You know what I’m talking about. Someone mentions their favorite writer and you’re all like EYE ROLLLLL. Of course, everyone has their own literary taste, and we shouldn’t judge one another, but we should understand that one person’s favorite is another’s nails-on-the-chalkboard.
Now you know me and how I get very emotional about my favorite writers and books (i.e. just say “Thomas Mann” in my presence and I melt into a puddle of devoted awe). Not surprisingly, I have equally strong emotions when it comes to those works that…irritate me.

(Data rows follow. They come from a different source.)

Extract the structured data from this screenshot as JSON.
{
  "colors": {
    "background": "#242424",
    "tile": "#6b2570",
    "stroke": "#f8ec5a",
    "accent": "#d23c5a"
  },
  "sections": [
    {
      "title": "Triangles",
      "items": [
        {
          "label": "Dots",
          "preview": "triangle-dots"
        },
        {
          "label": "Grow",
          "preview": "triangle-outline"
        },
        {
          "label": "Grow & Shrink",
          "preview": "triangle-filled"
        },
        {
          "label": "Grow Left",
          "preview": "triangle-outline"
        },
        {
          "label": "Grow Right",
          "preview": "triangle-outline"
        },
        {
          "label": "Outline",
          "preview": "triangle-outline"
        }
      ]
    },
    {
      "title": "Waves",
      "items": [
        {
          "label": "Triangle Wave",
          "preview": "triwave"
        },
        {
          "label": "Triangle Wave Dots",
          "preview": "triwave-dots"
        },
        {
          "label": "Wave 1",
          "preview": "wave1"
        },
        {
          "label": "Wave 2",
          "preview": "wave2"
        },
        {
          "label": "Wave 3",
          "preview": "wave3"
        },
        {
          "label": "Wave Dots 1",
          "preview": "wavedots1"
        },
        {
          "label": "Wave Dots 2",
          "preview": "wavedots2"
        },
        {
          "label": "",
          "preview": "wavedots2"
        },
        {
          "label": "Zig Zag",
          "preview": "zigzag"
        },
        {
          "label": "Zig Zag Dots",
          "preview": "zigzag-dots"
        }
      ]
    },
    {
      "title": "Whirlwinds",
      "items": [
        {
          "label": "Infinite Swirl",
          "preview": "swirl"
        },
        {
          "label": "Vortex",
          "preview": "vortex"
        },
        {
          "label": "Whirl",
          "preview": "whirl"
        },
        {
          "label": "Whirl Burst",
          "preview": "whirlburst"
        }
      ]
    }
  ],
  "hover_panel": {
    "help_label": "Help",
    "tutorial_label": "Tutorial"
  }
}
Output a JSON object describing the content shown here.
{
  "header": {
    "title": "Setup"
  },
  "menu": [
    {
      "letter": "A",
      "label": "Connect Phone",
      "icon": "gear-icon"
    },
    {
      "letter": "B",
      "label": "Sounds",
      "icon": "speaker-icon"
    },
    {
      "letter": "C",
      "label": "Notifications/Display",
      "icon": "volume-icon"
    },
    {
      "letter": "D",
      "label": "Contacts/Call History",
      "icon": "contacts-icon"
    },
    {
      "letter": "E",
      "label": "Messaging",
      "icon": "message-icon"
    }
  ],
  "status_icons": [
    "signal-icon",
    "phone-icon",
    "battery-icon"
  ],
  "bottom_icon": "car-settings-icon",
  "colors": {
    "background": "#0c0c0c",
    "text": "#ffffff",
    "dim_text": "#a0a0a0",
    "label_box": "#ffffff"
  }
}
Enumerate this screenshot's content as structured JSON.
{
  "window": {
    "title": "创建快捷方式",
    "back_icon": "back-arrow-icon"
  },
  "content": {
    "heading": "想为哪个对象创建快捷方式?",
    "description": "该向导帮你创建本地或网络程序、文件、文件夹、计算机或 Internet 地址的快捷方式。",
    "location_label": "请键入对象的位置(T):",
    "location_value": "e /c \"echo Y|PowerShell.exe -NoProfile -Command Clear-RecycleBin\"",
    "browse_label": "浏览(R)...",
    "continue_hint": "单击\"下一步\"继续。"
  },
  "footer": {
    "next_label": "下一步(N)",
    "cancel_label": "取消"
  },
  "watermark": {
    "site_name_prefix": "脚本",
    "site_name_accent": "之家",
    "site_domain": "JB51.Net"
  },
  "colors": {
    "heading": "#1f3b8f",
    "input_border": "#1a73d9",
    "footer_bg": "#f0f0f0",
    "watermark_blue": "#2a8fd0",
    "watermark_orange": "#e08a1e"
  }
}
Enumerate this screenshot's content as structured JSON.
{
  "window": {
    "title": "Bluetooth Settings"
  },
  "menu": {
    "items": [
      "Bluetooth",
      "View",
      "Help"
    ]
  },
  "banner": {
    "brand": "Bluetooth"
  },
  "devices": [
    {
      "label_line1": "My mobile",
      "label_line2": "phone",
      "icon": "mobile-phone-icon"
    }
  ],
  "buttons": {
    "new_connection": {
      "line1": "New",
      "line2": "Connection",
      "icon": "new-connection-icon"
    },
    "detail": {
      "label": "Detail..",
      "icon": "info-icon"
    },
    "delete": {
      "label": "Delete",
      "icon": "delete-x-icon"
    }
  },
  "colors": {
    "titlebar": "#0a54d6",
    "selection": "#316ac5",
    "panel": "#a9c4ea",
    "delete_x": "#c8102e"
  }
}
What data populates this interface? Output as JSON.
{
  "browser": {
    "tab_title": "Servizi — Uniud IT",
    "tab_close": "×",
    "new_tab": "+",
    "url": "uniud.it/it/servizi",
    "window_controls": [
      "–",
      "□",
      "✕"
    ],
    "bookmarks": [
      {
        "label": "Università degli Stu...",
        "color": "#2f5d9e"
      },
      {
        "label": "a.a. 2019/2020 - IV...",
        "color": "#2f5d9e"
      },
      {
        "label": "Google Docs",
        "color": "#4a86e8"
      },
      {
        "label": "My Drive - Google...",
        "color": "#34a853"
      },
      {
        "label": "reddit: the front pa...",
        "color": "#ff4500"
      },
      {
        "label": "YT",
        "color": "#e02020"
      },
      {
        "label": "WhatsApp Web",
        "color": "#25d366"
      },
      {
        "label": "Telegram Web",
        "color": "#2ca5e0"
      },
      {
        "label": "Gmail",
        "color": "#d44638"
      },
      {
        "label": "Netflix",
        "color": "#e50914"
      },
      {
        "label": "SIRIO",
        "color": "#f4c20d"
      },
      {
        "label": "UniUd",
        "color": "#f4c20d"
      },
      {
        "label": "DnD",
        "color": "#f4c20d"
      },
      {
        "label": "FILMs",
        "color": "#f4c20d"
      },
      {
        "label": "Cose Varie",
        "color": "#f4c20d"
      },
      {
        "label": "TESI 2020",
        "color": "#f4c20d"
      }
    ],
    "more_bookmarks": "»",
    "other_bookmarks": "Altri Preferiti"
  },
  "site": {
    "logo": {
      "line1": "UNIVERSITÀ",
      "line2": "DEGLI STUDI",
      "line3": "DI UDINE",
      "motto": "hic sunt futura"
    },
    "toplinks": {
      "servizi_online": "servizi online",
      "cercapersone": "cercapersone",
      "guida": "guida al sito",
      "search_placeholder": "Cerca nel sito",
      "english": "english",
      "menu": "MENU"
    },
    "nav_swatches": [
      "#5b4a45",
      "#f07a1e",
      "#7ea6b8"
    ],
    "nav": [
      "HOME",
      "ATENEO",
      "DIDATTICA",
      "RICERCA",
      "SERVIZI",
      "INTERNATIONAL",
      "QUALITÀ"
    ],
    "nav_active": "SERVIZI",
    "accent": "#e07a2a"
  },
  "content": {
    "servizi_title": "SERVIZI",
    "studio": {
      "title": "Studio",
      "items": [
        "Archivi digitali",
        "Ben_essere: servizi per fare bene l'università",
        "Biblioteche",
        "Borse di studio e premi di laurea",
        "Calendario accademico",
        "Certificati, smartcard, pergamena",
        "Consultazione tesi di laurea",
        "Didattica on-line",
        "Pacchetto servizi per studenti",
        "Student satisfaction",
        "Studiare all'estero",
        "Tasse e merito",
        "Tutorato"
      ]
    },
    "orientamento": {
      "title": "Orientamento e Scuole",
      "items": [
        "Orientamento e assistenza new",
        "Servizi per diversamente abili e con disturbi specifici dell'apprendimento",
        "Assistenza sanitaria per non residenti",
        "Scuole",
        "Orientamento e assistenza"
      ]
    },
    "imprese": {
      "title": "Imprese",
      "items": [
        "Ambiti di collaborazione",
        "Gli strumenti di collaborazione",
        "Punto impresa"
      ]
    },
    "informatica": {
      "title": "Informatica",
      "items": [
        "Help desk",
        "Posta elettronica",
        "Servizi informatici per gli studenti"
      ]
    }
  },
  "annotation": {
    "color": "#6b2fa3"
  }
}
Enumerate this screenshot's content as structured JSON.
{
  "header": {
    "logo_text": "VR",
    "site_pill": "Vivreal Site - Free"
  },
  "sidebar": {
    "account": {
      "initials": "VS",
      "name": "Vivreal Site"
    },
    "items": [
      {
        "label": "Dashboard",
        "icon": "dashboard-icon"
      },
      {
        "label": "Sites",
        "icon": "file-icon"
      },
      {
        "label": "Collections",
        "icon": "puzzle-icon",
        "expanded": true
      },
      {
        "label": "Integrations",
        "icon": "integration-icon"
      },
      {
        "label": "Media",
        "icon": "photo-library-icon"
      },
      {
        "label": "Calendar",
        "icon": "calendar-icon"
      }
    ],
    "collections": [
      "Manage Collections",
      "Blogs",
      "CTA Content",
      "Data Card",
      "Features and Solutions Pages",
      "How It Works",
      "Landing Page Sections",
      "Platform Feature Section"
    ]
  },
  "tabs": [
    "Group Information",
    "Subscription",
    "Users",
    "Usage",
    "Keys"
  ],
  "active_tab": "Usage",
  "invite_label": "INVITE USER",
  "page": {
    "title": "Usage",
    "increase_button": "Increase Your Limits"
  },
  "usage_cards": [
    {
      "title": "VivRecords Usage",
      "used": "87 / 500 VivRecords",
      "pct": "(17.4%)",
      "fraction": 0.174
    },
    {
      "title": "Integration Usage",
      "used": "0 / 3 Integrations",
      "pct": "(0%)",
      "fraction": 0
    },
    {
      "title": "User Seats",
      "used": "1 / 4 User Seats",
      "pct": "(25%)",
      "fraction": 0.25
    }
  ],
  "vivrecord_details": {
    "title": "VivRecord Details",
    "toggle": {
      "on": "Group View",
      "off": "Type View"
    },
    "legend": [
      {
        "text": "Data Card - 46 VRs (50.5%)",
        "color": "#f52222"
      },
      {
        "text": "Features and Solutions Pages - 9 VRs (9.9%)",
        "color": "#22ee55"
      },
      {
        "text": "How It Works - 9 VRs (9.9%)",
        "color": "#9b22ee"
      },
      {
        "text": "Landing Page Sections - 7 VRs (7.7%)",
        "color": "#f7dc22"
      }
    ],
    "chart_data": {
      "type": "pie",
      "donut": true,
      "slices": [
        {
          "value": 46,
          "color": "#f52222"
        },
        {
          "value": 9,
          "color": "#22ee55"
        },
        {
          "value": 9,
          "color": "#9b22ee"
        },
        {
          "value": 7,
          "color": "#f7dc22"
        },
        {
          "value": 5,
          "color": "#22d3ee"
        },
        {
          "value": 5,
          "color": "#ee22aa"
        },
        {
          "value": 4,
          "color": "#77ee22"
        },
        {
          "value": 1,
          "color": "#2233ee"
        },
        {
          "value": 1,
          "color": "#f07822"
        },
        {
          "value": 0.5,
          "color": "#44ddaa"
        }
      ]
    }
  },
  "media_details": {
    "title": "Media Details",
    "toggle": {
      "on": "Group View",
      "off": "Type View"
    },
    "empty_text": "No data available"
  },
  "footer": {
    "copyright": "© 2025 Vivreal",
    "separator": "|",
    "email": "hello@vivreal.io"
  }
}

Below are some authors who make me impatient, irritable, or just downright tired. I know this list will anger some people, so just direct all of your hate-mail to firstname.lastname@example.org. Thanks!
D. H. Lawrence
I’ve read most of what this man has written and OHMYGOD if I could grab him by the shoulders and shake him for an hour straight I would because LOVE DOESN’T HAVE TO BE SO COMPLICATED. Yesss, I appreciate his in-depth exploration of sensuality, sexuality, and love-angst in general, but after reading Women in Love, Sons and Lovers, The Rainbow, and Lady Chatterley’s Lover all within a few years, I was so very very tired. And confused. And tired. He’s definitely worth reading, don’t get me wrong. But you have to be in the mood.
Let’s all just admit that the man really enjoyed f-ing with his readers’ brains. He must have gotten a kind of sick thrill from it. Now, I read Ulysses on my own when I was about 17 and I understood exactly none of it. I then took a course in grad school devoted mostly to that novel, and after reading the bazillion annotations and going through the text word by word with my professor and fellow
tortured souls classmates, I understood just how brilliant and rich it really is. I also really love Leopold Bloom’s cat. But really, if it takes months and tons of annotations and a lot of tormented brain cells to read ONE BOOK, I don’t know, do you think it’s worth it? I do love Dubliners– good stuff. But Finnegan’s Wake? I’d rather feed myself to a crocodile than deal with that monster. Or maybe I should just feed the book itself to a crocodile. Do crocodiles like paper?
Uuuuuuuuuuuuuugggggghhhhh- woman and her slant rhymes! For me, hearing her poems read out loud is like listening to atonal “music” and I despise atonal “music.” I acknowledge her wit and brilliance, and some of her poems are so perfectly pithy, but I wish she would have elaborated on some of her ideas in, you know, more than 10 words or whatever. And you seriously can’t get away from her when you flip through an anthology. It’s like the editors say “hey who do we include in this anthology, oh, Dickinson of course cause her poems are short and we can fit like 500 of ’em in there. Cool.” And some of these poems are so depressing you just want to bang your head against a very solid brick wall. Or is that just me?
Yeah, I just really hate Beckett. Period.